The entire purpose of Jim Crow was to eradicate every pathway to every form of security that Black people needed. Voting rights and the right to equal protection under the law were meticulously broken down. The economic opportunities Black communities needed in order to survive post-Civil War were picked apart. Those who dared to build their own new pathways risked brutal retaliation from the country’s racist legal systems, police and prison institutions, and white civilians who knew they would be celebrated, not held to account, for their racism. Hence, the Great Migration era witnessed millions of African Americans fleeing the South in search of a chance for security elsewhere.

I can only imagine the magnitude of the fear hanging over Annie as she made her choice to leave the insecurity she faced in Mississippi.
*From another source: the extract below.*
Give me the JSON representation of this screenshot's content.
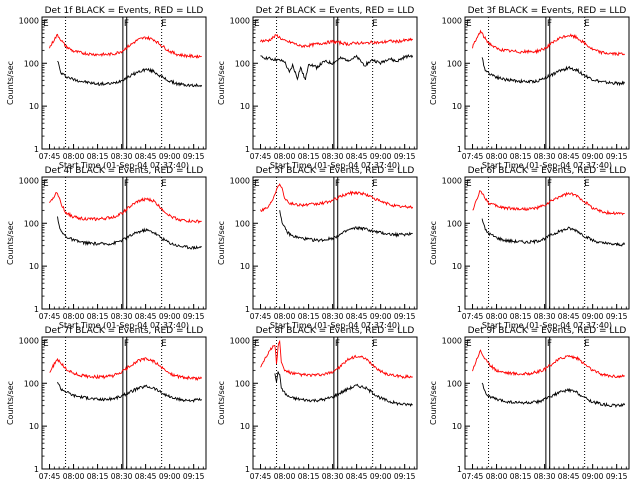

In a haunting coincidence, my father shares Emmett Till’s July 25 birthday and was born the year Emmett was slaughtered in 1955, in the same state. When Annie looked at her baby boy, did she see Emmett’s face shining with happy eyes and a bright smile in his family photos, or did she see Emmett’s broken face as he lay in that open casket? As violence escalated in response to growing racial justice movements over the following years, did she fear that the chances of her children having secure futures would be extinguished altogether?

As Granny Annie was making her choice and preparing to move, her oldest child was in Vietnam. As her son was ordered to destroy Vietnamese families in the name of US security, she was attempting to find security for her family at home — in a country that has never wanted Black people to have it.
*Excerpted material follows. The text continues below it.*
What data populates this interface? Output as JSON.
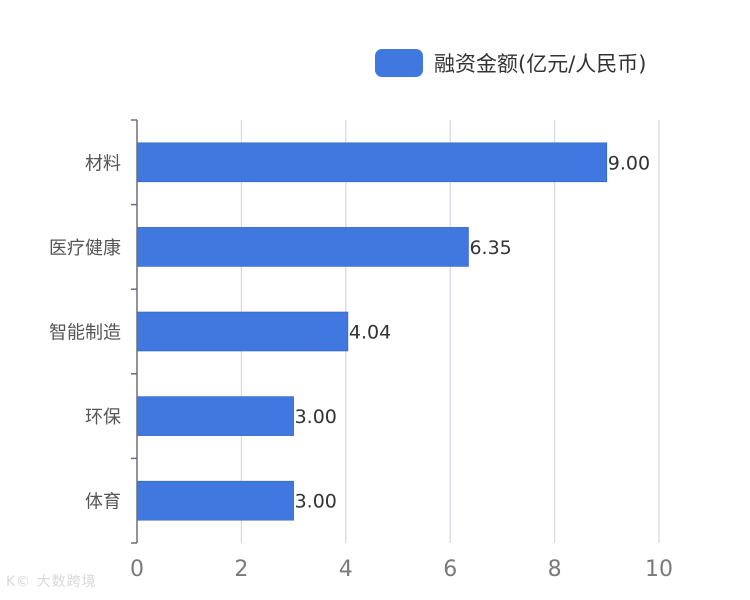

Vietnam: one of so many moments in which the United States has attempted to argue that the abhorrent bloodshed and agony forced upon a people half a world away would be worthwhile for the sake of achieving security at home. Black people know that’s a lie though — we can feel the lie in the intergenerational trauma passed to us from our ancestors and as we continue to endure the racist brutality of this country.

Today, our voting rights are under widespread attack. We are targeted and punished when we attempt to practice our right to protest. We are met with an endless gambit of anti-Black barriers in our education, careers, housing searches, and healthcare needs. Black athletes, singers, and other celebrities who use their platforms to call for change are vitriolically labeled as threats to the American way of life. Our lives are being shot and choked out of us, and our broken bodies left behind are spectacles on social media and news outlets. Our cruel deaths always come with a remarkable show of mental gymnastics from white America as they grasp for any reason to explain why we deserve to die.

The US will never achieve true national security so long as it believes that the lives of people of color, here and abroad, must be destroyed in order to accomplish this goal. To the complete contrary, Black voices — along with those from other racial minority groups —  are key to defining what true security feels like and what must happen within the US in order to cultivate and protect it here and everywhere.

Annie knew what security meant for her family. She wanted her children to be able to play outside in their neighborhood safely. She wanted them to go to a school that would welcome them into safe spaces. She wanted her sons to not end up like Emmett Till, and her daughters to not end up like the girls at Birmingham 16th St. Baptist Church. She wanted them to make it to adulthood, and to build thriving lives for themselves that wouldn’t end up derailed by white supremacy.

Black people may each define security differently based on their personal circumstances, needs, and dreams. But what Annie wanted is no doubt at least similar to what many others have always wanted, and continue to fight for. We want them not just as Black people, but as human beings who deserve to have our human rights met. And security, at its truest core, is a human right.

Annika London is the Senior Digital Associate at Win Without War, a DC-based organization focused on building a progressive US foreign policy that favors peace, not militarism. Originally from northwest Illinois, she has previously worked on racial and gender justice issues in Indianapolis and Washington, DC.